Разгорячась, она говорила и говорила о том, о чем толковала уже не раз, не два, и, пусть это, несомненно, носило оттенок легкой самовлюбленности, я готова была слушать до бесконечности… Господи, какими счастливыми казались эти два любимых мной человека: они могли позволить себе что-то танцевать, от чего-то отказываться. Для меня их милая и вызывающая еще большие симпатии привередливость в выборе так и оставалась сказкой…

Еще в студии, на ежегодных экзаменах по классике, у других девчонок оценки бывали самые разные, я же ходила в вечных четверочницах. Пятый балл просто снимали. Из-за ног, полных, слишком полных для балерины, тем более, что в пустоте сцены тела артистов, оптически укрупняются. Пятерок я не получала ни разу. В этом мне не могли помочь природная пластика, музыкальность и даже необыкновенно высокий, планирующий прыжок, которым восхищались все комиссии, наезжавшие раз в год из хореографических училищ для отбора наиболее способных студийцев. Ситуация была достаточно нелепой: мой «летящий» прыжок зиждился на силе толстых ног – профессиональное достоинство, вытекающее из профессионального недостатка.

И вообще, полнота ног, лишившая меня балетного будущего, вне студии вовсе оборачивалась бедой: лет с четырнадцати начали приставать, причем не парни, а мужчины под тридцать и далее, которых мои бедра обманывали своей взрослостью. Веселого в последние доинститутские год-два было маловато. Работа с детьми казалась мне тогда делом заведомо скучным, а идти кривляться в оперетку (был такой вариант), с детства мечтая о Жизели или Одетте-Одиллии, противным. Хандрила, худела – исключительно лицом почему-то, срывалась по любому поводу. Но переболела. Окончила институт, руковожу студией. Господи, какой радостью было заниматься с Верочкой! По индивидуальному плану…

Работалось в охотку, но долго на корточках не усидишь, полоть же, стоя в наклон, неудобно. После шестого рядка у меня основательно затекли ноги, заныла поясница, нажгла о пучки скользких, неподатливых стеблей пырея ладони. И день выдался жаркий, несколько раз уже прикладывалась к термосу с грибом. Великолепный напиток!

Лека полол куда расторопней и, пройдя очередные три рядка, окучивал прополотые гнезда. Он без умолку, снова и снова, но ненадоедливо, мурлыкал «Утро туманное», совсем, казалось, обо мне забыв. Я знала, коль он за что-то брался: строчил ли ежедневной газетный материал, писал ли для души или, предположим, белил потолок – все у него шло на запале, от и до без передышек, как бы сильно он при этом ни уставал.

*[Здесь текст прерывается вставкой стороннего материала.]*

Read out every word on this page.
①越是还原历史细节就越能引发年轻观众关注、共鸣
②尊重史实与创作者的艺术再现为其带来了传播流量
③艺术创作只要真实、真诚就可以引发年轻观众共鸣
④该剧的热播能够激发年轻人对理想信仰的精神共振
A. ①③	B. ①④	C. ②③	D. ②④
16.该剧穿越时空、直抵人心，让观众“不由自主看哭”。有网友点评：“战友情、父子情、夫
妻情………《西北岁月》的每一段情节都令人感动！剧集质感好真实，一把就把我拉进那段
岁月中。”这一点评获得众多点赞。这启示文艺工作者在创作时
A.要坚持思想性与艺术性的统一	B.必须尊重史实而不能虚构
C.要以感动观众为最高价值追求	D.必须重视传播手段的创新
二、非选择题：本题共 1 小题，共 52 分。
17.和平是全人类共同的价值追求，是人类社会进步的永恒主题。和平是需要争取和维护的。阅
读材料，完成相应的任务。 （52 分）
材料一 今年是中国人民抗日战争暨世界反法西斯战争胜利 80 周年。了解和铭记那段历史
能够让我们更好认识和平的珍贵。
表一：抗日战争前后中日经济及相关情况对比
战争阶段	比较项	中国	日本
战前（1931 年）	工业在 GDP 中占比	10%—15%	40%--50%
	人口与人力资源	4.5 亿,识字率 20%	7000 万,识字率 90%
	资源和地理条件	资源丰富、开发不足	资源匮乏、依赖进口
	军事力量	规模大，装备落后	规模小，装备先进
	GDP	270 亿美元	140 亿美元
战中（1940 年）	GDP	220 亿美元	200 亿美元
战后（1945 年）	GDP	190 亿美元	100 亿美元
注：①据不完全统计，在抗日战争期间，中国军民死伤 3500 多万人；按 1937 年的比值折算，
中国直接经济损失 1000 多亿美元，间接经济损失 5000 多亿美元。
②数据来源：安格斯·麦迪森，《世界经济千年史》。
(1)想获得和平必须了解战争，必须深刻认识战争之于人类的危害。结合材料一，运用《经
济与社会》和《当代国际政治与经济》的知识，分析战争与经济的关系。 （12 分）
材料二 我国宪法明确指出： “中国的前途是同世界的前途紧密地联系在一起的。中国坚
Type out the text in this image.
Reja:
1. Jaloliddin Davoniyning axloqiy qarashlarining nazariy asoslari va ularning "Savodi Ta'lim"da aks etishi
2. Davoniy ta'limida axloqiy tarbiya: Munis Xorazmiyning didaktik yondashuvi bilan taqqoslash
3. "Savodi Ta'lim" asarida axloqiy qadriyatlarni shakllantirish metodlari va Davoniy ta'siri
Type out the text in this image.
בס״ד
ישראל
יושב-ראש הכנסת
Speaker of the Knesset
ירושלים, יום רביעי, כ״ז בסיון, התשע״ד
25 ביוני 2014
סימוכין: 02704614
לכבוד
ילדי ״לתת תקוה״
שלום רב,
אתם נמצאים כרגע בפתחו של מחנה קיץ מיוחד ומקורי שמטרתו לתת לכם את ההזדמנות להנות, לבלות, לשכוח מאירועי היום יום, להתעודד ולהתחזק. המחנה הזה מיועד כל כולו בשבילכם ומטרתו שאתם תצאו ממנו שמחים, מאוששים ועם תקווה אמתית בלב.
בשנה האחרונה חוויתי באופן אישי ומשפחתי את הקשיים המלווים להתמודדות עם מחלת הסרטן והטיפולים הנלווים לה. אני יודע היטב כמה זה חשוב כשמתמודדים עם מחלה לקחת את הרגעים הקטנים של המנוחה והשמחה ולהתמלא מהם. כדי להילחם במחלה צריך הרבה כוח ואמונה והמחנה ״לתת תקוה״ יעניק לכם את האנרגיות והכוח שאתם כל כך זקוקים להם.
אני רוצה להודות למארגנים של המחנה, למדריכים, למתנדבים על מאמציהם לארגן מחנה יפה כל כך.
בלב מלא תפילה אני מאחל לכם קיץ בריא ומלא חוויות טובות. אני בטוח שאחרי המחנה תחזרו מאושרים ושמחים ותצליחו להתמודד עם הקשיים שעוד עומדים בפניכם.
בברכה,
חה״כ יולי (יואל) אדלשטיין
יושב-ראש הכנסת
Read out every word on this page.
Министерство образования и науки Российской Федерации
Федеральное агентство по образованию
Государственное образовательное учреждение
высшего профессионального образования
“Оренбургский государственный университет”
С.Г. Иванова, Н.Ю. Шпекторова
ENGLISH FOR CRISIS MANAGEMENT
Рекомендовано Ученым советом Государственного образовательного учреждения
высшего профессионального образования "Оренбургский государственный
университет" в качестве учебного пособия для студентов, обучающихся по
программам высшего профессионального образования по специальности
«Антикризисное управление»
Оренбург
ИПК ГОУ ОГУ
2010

Перекуры расхолаживали Леку напрочь, он мог бросить затеянное на половине.

Я считала это безволием, одной из его слабостей. Но слабости свои Лека просто лелеял, едва ли ими не гордился, утверждая, что человеческую индивидуальность составляют не достоинства, которые всегда понимаются заведомо стереотипно, и их даже в самом достойном человеке не больше десятка (по числу библейских заповедей), а сопутствующее им бесконечное число слабостей, причуд, противоречий.

«Самый большой человеческий недостаток – отсутствие недостатков! Алексей Савин», – изведя целый стержень моей импортной губной помады, вывел он однажды на стене нашей комнаты этот кокетливый и не совсем самостоятельный афоризм.

– Перекури, Мягонькая, а я пока твое хозяйство окучу, – словно угадав мои мысли, сказал вдруг Лека. – Перекури, порубай. Я все равно не буду.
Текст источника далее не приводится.